Let's say I want to wait on a particular `vm_page_t'.  The `vm_page_t'
needs to contain a `condvar_t'.  Or more precisely *every* `vm_page_t' in
the system needs to contain a `condvar_t' even if it's only used in one
piece of code.  If you have 1 byte `condvar_t' and 1000 pages of RAM
that's 1K.  If the `condvar_t' is a pointer in LP64 that's 8K.  (Ignoring
structure alignment and packing issues that may waste more space.)

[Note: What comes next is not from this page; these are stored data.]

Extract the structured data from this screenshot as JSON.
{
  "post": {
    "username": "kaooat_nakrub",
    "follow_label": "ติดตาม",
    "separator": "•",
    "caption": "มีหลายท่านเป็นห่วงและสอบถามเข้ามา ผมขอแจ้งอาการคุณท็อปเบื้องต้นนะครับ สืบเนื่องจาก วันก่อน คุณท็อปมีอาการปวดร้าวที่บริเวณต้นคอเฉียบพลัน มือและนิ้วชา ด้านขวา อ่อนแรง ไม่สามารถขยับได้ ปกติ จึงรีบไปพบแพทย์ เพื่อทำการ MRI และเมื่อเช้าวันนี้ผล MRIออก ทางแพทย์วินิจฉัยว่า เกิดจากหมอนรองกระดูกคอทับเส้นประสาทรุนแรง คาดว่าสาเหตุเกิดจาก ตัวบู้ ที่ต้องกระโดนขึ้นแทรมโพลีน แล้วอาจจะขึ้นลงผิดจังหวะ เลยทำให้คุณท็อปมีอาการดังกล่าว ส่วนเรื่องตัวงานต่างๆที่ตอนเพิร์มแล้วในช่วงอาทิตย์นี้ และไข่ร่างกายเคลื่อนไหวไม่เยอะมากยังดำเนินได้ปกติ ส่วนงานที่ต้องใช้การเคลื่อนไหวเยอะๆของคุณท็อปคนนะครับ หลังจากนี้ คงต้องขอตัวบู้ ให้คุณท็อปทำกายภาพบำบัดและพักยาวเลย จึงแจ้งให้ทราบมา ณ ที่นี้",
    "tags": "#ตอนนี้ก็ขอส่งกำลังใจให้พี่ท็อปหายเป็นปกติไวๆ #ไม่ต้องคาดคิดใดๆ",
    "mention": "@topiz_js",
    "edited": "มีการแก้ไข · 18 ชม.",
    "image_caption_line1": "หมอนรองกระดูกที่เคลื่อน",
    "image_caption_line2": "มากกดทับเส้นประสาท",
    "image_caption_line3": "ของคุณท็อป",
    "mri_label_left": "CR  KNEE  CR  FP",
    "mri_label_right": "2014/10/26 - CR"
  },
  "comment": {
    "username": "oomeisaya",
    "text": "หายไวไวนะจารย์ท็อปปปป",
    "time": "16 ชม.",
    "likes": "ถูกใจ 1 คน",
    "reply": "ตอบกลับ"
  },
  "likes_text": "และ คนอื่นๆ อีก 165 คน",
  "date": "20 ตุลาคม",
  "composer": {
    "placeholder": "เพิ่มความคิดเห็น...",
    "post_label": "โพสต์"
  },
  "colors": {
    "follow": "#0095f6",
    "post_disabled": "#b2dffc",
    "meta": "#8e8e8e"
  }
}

If you want to wait for two different condidions on a single object, say
some code wants to wait until an object is full, and another wants to wait
until it's empty, then the object requires two different condition
variables (or the code needs to check to see if the correct condition
occurred and if not go back to sleep).

(OTOH, I have not audited the kernel to see what's being waited on and
what sort of impact this will have on existing datastructures.)